In fact, I usually recommend to a couple in a mixed marriage that they do a ceremony only (scriptural readings, vows, exchange of rings, nuptial blessing) without a Mass, and this is the reason: A wedding ceremony, in my mind, should highlight what unites a couple; it should not be the occasion for awkwardness over postures at Mass or dissatisfaction over not being permitted to take Communion.
But in light of the obligation of Catholics to participate in Sunday Eucharist, at a “destination wedding” I have added to the weekend’s events a Mass — offered in a meeting room of the hotel where the wedding guests are staying.
Q. My sister died last week after a long and painful illness. For many years, she found great comfort in attending services at the parish we grew up in, although in recent years her illness prevented her from going to church.

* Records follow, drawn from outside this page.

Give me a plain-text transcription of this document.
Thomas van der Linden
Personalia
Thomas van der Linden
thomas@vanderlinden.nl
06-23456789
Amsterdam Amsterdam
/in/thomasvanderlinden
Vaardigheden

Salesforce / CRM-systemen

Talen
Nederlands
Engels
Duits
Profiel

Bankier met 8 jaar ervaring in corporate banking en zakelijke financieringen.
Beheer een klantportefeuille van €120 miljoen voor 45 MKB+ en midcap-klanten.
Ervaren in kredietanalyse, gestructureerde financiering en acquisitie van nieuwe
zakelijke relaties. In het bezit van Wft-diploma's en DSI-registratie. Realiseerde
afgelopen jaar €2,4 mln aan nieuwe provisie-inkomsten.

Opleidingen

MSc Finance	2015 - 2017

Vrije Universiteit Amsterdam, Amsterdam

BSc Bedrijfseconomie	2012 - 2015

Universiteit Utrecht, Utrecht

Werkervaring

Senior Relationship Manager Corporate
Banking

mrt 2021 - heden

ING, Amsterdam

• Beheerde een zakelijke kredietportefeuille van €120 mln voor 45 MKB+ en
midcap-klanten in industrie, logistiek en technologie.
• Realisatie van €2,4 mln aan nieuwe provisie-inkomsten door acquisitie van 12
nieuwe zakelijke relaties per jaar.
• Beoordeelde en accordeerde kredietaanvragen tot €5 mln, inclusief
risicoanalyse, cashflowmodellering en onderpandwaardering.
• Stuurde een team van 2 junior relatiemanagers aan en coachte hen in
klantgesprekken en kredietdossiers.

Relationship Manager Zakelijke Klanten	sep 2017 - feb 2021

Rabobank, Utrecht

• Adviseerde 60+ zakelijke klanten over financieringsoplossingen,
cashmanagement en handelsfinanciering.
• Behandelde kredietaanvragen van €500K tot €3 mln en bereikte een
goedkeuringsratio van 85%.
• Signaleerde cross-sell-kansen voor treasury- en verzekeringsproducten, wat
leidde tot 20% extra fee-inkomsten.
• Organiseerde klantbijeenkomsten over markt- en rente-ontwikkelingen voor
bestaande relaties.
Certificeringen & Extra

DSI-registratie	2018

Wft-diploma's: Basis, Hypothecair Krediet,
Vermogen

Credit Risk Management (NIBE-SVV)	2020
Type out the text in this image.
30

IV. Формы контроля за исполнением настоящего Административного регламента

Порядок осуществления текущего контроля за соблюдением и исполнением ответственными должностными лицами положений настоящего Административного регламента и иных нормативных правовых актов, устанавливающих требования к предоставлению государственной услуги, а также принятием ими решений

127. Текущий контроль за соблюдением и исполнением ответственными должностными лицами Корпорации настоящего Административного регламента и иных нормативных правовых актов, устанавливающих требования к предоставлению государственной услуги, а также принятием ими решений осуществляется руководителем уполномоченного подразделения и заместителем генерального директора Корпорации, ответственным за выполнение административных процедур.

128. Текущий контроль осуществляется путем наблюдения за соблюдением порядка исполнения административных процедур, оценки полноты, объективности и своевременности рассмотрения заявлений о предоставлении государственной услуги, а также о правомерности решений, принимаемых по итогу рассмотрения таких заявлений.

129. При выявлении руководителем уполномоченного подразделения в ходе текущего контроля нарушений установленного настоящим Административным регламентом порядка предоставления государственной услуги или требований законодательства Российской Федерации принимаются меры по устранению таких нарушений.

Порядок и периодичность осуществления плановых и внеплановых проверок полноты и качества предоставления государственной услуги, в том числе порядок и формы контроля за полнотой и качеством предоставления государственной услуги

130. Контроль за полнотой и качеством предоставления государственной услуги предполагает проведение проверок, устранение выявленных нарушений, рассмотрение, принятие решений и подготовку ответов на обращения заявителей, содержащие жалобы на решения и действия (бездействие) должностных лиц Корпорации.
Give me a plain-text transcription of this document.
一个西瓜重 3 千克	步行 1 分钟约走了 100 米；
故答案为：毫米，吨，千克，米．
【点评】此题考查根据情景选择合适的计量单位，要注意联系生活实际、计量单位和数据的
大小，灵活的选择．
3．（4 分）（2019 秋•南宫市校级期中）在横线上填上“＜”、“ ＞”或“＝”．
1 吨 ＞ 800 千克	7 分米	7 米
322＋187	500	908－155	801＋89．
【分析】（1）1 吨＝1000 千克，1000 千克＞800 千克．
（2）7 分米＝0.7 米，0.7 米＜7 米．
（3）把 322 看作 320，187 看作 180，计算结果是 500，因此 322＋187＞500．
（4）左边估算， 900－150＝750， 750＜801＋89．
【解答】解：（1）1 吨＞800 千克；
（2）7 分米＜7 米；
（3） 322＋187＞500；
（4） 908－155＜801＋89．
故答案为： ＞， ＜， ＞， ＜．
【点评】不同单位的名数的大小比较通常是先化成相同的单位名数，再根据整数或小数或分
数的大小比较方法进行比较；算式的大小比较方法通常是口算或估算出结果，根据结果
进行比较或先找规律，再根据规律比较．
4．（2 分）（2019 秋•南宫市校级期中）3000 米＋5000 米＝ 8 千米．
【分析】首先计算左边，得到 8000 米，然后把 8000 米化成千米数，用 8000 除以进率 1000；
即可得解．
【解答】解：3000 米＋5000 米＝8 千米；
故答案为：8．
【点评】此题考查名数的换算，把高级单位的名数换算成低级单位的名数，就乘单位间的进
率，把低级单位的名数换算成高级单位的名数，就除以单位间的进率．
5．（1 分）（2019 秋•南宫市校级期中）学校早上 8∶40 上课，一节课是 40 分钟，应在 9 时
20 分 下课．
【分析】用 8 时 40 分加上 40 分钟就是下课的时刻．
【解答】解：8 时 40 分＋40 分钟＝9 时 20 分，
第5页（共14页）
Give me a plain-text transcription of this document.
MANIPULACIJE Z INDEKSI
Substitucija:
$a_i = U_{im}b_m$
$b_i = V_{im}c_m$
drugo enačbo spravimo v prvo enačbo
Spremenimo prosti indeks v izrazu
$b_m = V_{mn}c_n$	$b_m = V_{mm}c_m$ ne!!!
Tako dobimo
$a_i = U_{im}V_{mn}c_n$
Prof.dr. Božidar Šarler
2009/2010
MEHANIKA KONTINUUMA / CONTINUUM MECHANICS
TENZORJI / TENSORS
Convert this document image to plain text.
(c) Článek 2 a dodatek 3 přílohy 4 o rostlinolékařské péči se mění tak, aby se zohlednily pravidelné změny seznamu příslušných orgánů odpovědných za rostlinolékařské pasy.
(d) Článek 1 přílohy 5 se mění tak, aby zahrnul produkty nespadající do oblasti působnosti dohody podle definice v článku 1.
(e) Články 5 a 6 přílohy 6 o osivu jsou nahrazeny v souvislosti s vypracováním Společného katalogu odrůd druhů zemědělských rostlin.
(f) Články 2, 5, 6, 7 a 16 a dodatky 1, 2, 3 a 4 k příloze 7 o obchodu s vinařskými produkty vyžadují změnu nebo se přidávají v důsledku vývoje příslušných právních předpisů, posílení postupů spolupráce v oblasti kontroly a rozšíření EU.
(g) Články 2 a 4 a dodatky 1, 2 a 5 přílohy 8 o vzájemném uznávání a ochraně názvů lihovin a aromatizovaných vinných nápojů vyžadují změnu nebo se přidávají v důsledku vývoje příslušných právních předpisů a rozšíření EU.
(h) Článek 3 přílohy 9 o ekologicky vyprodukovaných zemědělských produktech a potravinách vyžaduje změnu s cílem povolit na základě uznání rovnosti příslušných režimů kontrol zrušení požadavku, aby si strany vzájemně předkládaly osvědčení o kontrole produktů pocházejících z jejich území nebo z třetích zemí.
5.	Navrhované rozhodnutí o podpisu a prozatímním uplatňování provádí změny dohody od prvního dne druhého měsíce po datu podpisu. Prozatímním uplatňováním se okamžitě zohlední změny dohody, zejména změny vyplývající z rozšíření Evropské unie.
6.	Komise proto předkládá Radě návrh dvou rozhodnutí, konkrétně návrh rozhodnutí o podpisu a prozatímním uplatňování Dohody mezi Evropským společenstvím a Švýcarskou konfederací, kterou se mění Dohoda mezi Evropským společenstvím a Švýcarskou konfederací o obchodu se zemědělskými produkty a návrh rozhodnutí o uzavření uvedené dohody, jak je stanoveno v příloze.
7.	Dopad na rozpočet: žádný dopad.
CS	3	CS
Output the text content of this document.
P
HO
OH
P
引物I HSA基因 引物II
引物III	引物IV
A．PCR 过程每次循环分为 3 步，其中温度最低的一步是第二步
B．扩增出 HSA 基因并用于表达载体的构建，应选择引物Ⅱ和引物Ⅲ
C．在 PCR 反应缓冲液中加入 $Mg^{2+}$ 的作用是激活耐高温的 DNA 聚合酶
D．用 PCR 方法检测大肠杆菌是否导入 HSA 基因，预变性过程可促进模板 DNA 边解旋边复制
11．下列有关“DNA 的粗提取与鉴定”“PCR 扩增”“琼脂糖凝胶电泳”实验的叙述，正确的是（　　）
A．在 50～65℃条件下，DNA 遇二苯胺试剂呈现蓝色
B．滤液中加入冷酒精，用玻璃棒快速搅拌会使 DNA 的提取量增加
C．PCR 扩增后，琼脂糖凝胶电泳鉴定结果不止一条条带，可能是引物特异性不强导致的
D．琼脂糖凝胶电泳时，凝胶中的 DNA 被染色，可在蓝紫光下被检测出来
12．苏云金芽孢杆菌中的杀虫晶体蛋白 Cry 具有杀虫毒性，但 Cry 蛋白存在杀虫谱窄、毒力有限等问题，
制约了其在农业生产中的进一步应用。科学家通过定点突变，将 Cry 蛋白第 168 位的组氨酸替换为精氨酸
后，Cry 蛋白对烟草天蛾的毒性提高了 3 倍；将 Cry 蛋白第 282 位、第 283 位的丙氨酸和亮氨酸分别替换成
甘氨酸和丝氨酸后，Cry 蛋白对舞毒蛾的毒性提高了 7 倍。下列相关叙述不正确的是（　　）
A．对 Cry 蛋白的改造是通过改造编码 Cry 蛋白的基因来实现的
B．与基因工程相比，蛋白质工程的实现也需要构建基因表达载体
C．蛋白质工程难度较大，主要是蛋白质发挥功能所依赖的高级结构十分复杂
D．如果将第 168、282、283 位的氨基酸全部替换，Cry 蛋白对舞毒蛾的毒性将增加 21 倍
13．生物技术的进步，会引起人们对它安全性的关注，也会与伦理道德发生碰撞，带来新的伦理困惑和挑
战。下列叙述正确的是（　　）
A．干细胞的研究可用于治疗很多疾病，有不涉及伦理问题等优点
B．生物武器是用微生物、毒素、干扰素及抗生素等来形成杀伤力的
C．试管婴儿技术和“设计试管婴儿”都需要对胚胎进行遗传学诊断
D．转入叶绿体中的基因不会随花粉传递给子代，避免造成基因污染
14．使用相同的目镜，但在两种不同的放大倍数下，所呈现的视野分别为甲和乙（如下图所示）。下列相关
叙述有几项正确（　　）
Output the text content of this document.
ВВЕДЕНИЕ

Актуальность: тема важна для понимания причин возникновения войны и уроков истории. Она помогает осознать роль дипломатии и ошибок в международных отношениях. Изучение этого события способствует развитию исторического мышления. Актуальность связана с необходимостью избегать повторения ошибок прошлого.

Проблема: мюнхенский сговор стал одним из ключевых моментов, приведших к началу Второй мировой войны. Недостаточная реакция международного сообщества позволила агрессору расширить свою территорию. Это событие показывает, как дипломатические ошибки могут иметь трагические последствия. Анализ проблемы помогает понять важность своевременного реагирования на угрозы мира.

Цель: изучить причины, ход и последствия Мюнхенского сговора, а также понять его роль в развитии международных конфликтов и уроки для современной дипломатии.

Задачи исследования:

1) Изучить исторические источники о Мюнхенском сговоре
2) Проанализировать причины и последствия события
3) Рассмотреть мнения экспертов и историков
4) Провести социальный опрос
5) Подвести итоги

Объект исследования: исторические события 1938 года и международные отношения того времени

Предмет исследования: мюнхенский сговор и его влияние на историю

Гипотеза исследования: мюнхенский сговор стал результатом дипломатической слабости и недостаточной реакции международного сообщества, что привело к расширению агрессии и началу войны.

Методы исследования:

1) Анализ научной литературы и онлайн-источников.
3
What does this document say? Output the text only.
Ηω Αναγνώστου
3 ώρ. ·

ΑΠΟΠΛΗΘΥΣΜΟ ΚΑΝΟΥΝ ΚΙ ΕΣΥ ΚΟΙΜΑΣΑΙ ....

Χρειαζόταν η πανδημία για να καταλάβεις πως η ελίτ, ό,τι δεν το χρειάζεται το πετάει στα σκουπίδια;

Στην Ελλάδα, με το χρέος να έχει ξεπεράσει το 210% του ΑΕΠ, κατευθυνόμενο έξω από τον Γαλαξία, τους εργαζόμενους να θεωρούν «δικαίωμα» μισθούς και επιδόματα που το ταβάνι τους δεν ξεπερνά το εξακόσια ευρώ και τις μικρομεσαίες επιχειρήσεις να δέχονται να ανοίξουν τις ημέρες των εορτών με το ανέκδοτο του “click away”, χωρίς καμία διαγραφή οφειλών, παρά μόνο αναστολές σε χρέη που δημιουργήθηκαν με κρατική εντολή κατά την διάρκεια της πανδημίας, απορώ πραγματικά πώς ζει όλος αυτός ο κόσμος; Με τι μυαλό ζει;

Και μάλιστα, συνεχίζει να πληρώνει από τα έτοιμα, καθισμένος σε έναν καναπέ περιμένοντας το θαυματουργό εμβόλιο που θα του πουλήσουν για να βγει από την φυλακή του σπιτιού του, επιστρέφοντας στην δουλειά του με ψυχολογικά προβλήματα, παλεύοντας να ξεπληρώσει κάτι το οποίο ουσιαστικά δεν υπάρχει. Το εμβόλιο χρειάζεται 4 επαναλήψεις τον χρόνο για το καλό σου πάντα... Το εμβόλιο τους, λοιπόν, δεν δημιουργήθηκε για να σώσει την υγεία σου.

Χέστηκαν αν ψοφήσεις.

Her son attends when he is able; he has a physical disability. A new priest was appointed to the parish fairly recently. When I called to make funeral arrangements, he said that my sister was not a parishioner but that the funeral Mass could still be celebrated there.
The day before the funeral (after the arrangements had all been made), I learned that the charges for the church’s services would total $700. Two items were listed on the invoice: the choir fee and the hospitality fee.
We had visitation hours before the funeral Mass, during which a private room was provided for the family, along with a few refreshments. I have asked other practicing Catholics about the fee, and they all seem to think it was exorbitant. Thanks for any input you can provide. (City withheld)
A. I think I agree with your friends — $700 sounds high to me. The wild card is the “choir fee.” I have no idea what that involved; but unless it was the Mormon Tabernacle Choir, I don’t know how you reach $700, even adding a stipend for the organist, maintenance and set-up for the wake and funeral, as well as refreshments for the family during the hours of visitation.
In our parish, the fee for a funeral Mass is $125 (for a parishioner or anyone else), and that amount represents a complete pass-through to the organist for her services. (On occasion, the family of the deceased offers an additional donation for the priest-celebrant, but that is neither asked for nor expected.)